Not that I have any intention of leaving. But the day I do go, I know what I’ll do. The first day on the job I realized two things: 1) I had nothing to do, and 2) no one seemed to notice. I’m serious: I started in July with the understanding I would start my column in August, which made no sense – and in retrospect that says a lot about the industry. Take a month! Learn the ropes, settle in. When journalism was just a job instead of a Holy Calling, they probably made the new guy write something the first day. The first morning. Here’s your desk, here’s your typewriter. So write already. But I had a month. I had lunch downtown, thrilling to the fact that I was eating downtown for lunch again – but at the same time I felt rather alone and out of practice. It had been years since I’d done the office-worker routine, and I was reminded how much I didn’t like it. After lunch I wandered around downtown and stopped at Crate and Barrel, where I bought some pencils and a pencil holder. The pencils were unfinished – no shiny lacquer coat, just raw, honest wood, man! But in subtle popular hues. I put them in a giant coffee mug, figuring I’d sharpen them later. You know, for those moments when I took the copy out and had a smoke and gave it the final pencil edit.

I never did sharpen the pencils. Ten years later they’re still on my desk in the same mug. My last day at the paper – may it be 30 years away – I’ll sharpen them all and leave them for the next guy.

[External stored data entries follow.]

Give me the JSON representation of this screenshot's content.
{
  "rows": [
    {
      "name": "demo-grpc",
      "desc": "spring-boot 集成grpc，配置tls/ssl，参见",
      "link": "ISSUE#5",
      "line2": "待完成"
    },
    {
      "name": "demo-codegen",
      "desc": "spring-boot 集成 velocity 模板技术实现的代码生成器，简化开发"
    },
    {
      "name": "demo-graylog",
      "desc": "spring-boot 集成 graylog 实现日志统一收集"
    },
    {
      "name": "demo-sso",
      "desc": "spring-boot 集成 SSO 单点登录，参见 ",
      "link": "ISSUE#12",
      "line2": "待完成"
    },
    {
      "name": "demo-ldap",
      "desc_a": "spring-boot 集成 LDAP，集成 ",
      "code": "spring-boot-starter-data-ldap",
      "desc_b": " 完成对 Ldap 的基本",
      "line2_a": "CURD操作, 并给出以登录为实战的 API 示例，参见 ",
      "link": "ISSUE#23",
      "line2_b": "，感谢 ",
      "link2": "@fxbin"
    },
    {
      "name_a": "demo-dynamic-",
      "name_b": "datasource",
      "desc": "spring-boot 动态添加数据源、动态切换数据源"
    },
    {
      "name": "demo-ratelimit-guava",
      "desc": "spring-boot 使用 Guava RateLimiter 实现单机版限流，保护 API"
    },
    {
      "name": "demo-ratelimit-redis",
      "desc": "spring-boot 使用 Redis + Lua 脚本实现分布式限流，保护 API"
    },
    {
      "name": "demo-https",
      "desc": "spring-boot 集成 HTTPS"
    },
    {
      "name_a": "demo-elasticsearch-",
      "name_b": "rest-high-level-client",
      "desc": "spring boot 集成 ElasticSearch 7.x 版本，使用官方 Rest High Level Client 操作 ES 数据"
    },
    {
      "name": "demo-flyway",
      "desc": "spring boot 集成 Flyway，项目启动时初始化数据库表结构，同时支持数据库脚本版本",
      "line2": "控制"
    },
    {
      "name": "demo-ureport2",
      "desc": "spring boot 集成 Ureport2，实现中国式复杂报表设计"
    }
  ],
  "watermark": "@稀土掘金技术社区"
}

Yaaaaawwwwwn. I know; sorry. The tank’s low today, but it’s been a full busy week. This was the first post-book run at a renewed Bleat schedule, and heck: five entries, one matchbook, one comic book, 10 pages of money, 19 pages of Fargo, various music and sound clips, and an hour-long Diner: that’ll do.

Note: forty minutes of the Diner was, as they say, transcribed. I’ll say no more, except to hint: remember, when last we were at the Diner, I ended up tossed back in time to 1997. As happens from time to time. It's here, in Mp4 format, and also here in MP3. Veoh hasn't finished translating any of my uploads; I hope the Flash version will be ready by Monday.

Thanks for your patronage & patience and kind words this week (and reasoned disagreement) – it’s been fun. See you Monday for more of the same.